Mme [I] oppose que l’expert n’a à aucun moment établi sa responsabilité ; que la SCI Mondetour est elle-même responsable d’un défaut d’entretien de ses installations ; que le rapport de la société Polygon établit que les désordres dans l’appartement du 1er étage proviennent d’une fuite sur une fonte passant en encastré au mur dans l’appartement du 2ème étage gauche ; qu’ils engagent donc la responsabilité du syndicat des copropriétaires s’agissant d’une partie commune ; que les autres désordres proviennent d’infiltrations par le bâtiment mitoyen ; qu’ils ont perduré après le dépôt du rapport d’expertise ; que l’expert aborde de manière générale et superficielle l’origine potentielle des infiltrations sans permettre au tribunal d’apprécier les responsabilités ni les préjudices subis ; que M. [B]-[J] précise que son appartement est en assez bon état et qu’elle justifie de l’exécution des travaux de plomberie en avril 2016 ; qu’elle ne saurait supporter les conséquences d’un défaut entretien d’une partie commune et de l’inertie du syndicat des copropriétaires qui s’est abstenu de mettre en œuvre les travaux de remise en état de la canalisation située en façade.
Sur ce,
Après avoir constaté un taux d’humidité d’environ 50% sur le fond gauche de l’appartement de la SCI Mondetour, le plombier de l’immeuble a indiqué, le 1er octobre 2018, que (sic) :
« il y a eu plusieurs fuite a l’aplomb de cet endroit ces derniers mois 3èm et 4èm étage ou je suis moi même intervenu, pour ce côté gauche il est fort possible que les fuites de ces derniers mois soit en cause ; il n’y a pas actuellement de fuites visible dans la cuisine de Mme [I].
Pour l’autre partie du mur du fond, les 50% à droite 100%d’humidité a l’aplomb de la salle de bain de Mme [I], pour ces 50% a droite la salle de bain de Mme [I] est très certainement la cause. »
En l’absence d’investigation complémentaire sur les installations privatives de Mme [I], la responsabilité de cette dernière dans la survenance du sinistre affectant l’appartement de la SCI Mondetour n’est nullement démontrée.

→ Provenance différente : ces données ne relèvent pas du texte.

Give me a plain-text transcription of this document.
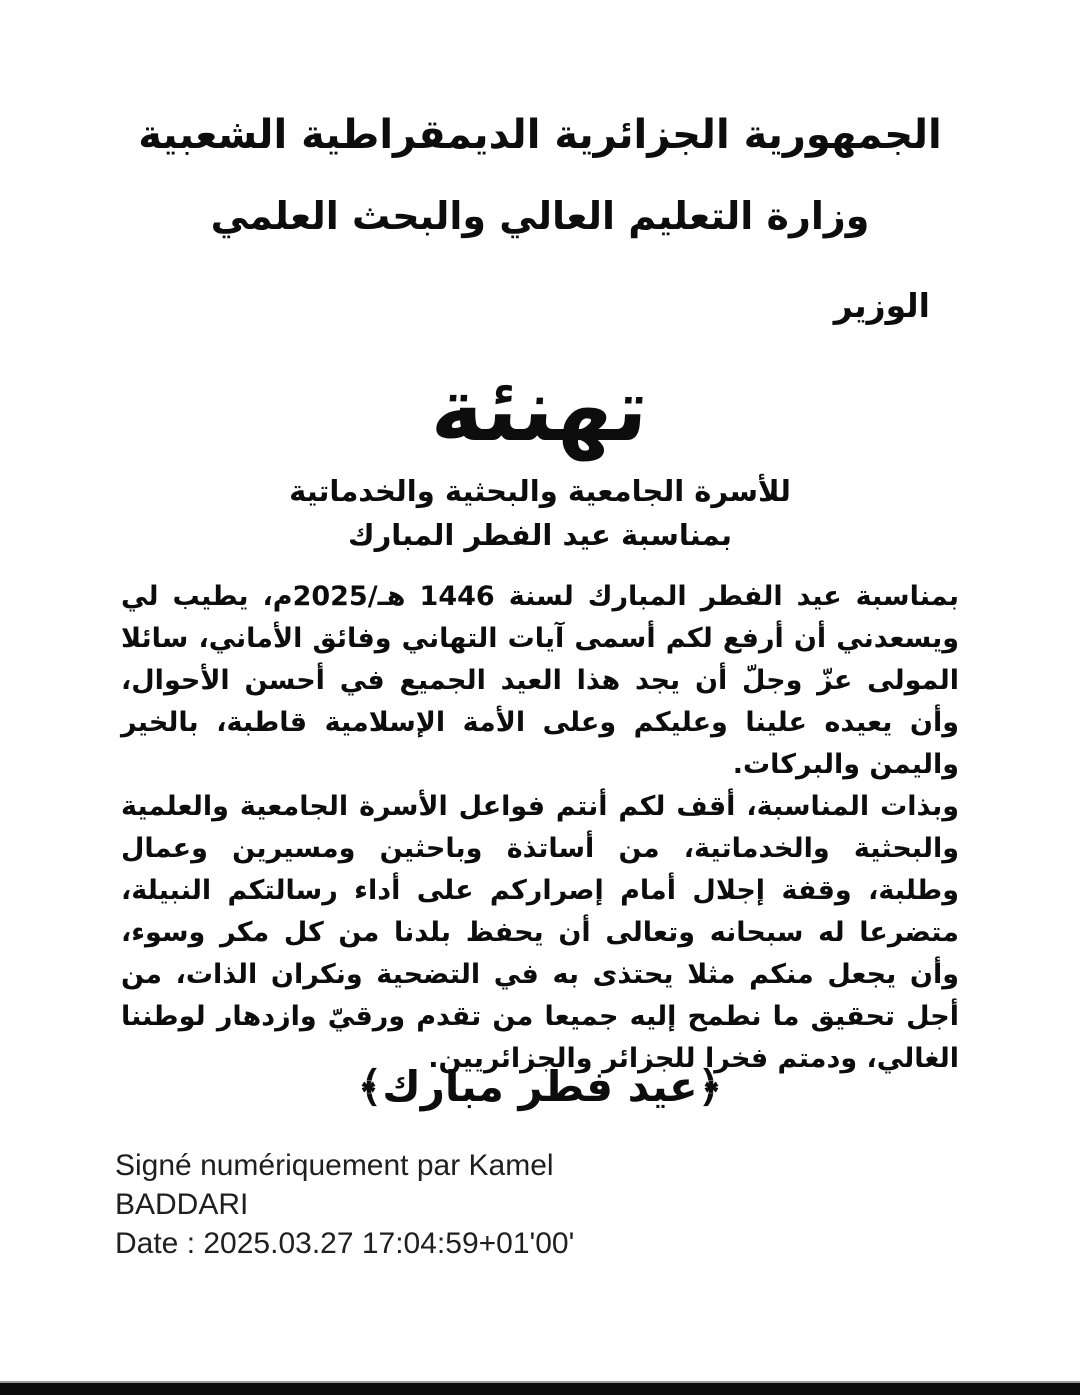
الجمهورية الجزائرية الديمقراطية الشعبية
وزارة التعليم العالي والبحث العلمي
الوزير
تهنئة
للأسرة الجامعية والبحثية والخدماتية
بمناسبة عيد الفطر المبارك

بمناسبة عيد الفطر المبارك لسنة 1446 هـ/2025م، يطيب لي ويسعدني أن أرفع لكم أسمى آيات التهاني وفائق الأماني، سائلا المولى عزّ وجلّ أن يجد هذا العيد الجميع في أحسن الأحوال، وأن يعيده علينا وعليكم وعلى الأمة الإسلامية قاطبة، بالخير واليمن والبركات.

وبذات المناسبة، أقف لكم أنتم فواعل الأسرة الجامعية والعلمية والبحثية والخدماتية، من أساتذة وباحثين ومسيرين وعمال وطلبة، وقفة إجلال أمام إصراركم على أداء رسالتكم النبيلة، متضرعا له سبحانه وتعالى أن يحفظ بلدنا من كل مكر وسوء، وأن يجعل منكم مثلا يحتذى به في التضحية ونكران الذات، من أجل تحقيق ما نطمح إليه جميعا من تقدم ورقيّ وازدهار لوطننا الغالي، ودمتم فخرا للجزائر والجزائريين.

﴿عيد فطر مبارك﴾
Signé numériquement par Kamel
BADDARI
Date : 2025.03.27 17:04:59+01'00'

Décision du 29 novembre 2024
8ème chambre 3ème section
N° RG 19/04426 – N° Portalis 352J-W-B7D-CPTKK
La présence d’humidité sur le mur de gauche située sous l’appartement de Mme [I], constatée par les procès-verbaux de constat des 28 janvier et 14 novembre 2019, puis du 05 décembre 2022, ne suffit pas davantage à démontrer que les installations privatives de celle-ci sont responsables des désordres.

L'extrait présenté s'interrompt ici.